Venmo Adds Crypto Wallet to Services

I just read Venmo has added a Crypto Wallet to their services. This would allow for very easy access for people to start to dabble in crypto. Minimum investment is as low as $1. My understanding is the product commences tomorrow. Venmo is a Paypal product and has 77 million users. I use Coinbase (COIN) which just IPO’d last week and has 54 million wallets in its network. 100 bucks a week x 52 = $5200 if it 10x that’s a nice chunk of change. You could buy your electric vehicle for $5200.

Here Come The RobinHoody’s

The RobinHood phenomena is a fascinating study in behavioral economics. The participants are practitioners, a few versed in trading but mostly versed in gaming and sports betting. They started by beating the dead horse called HERTZ skimming profits off dead cat bounces. Some gotta win, some gotta loose. They moved onto other vehicles and finally landed on GameStop a $4 stock currently trading for $155. The latest is DOGECOIN which is a crypto currency that has no purpose. BTC you can argue is pristine collateral. You can own it, lend it, and mortgage it. ETH is a unit of commerce. You can build a contract upon it, and once executed a precisely defined transfer of value occurs instantly, transparently and permanently. NFT’s allow you to tokenize things so you can own a stake. Let’s say India tokenizes the Taj Mahal. I could buy a token which would give me ownership in the Taj. I could trade and sell my stake or even leverage it using it as collateral. I could create a portfolio of tokens, correlated, non correlated etc. There are stable coins which are crypto’s that are pegged to something else often the dollar. Stable coins allow banking functions. They typically pay interest and can be used as payment. Stable coins offer portfolios of rate harvesting, like the old coots who used to switch their money between banks which offer the highest interest rate. That was back in the days when banks paid interest on deposits.

What does DOGECOIN do? People say it doesn’t do anything but I’ve been thinking about this and DOGE is a way to invest in pure volatility that is unregulated by the SEC. You can’t short DOGE. You can buy it and sell it, so there is nothing complicated about the transaction.
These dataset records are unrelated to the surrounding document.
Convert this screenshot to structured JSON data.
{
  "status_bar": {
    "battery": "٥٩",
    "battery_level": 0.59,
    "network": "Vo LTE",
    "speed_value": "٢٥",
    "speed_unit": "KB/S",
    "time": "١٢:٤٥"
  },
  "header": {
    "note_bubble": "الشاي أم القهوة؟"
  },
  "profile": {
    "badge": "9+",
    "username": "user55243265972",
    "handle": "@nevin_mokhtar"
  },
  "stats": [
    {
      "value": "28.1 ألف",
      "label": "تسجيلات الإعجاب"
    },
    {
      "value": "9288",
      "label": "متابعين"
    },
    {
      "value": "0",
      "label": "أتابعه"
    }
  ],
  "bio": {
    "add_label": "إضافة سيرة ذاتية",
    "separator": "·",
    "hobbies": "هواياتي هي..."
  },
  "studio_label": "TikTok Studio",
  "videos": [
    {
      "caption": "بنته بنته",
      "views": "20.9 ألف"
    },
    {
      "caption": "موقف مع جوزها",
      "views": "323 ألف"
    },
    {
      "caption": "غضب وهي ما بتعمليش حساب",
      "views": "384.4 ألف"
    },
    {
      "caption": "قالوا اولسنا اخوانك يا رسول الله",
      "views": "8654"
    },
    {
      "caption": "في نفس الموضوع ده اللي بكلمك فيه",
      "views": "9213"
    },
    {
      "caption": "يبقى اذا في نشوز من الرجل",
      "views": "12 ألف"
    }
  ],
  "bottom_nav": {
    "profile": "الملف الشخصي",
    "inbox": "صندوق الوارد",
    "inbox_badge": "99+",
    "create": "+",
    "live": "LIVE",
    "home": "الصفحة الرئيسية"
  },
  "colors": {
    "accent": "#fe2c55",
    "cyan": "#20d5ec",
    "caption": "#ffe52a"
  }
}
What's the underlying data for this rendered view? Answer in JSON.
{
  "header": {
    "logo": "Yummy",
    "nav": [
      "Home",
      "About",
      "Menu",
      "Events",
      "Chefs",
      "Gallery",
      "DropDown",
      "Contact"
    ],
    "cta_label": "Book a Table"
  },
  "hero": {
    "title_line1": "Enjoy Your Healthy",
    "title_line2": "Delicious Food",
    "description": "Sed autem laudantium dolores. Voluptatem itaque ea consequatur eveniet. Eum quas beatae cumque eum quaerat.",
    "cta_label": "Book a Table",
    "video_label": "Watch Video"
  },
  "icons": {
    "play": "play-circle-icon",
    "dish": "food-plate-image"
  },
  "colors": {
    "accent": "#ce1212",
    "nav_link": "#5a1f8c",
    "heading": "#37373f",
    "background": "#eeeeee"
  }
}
You can’t hedge with options for example. It allows exponential growth. In FEB DOGE was worth 0.7 cents at it’s recent peak on April 19 it was worth 39.5 cents. The act of short term buying and selling and profit and loss is very much like playing a video game. There is major biochemistry involved. The reward and risk aversion circuits become the controlling variables, cortical processes need not apply. DOGE is an cross between a casino, sports betting and a video game played with real money.

I’m glad it exists. Personally I think it moves this kind of speculator out of BTC and ETH with some resultant loss in volatility in those assets.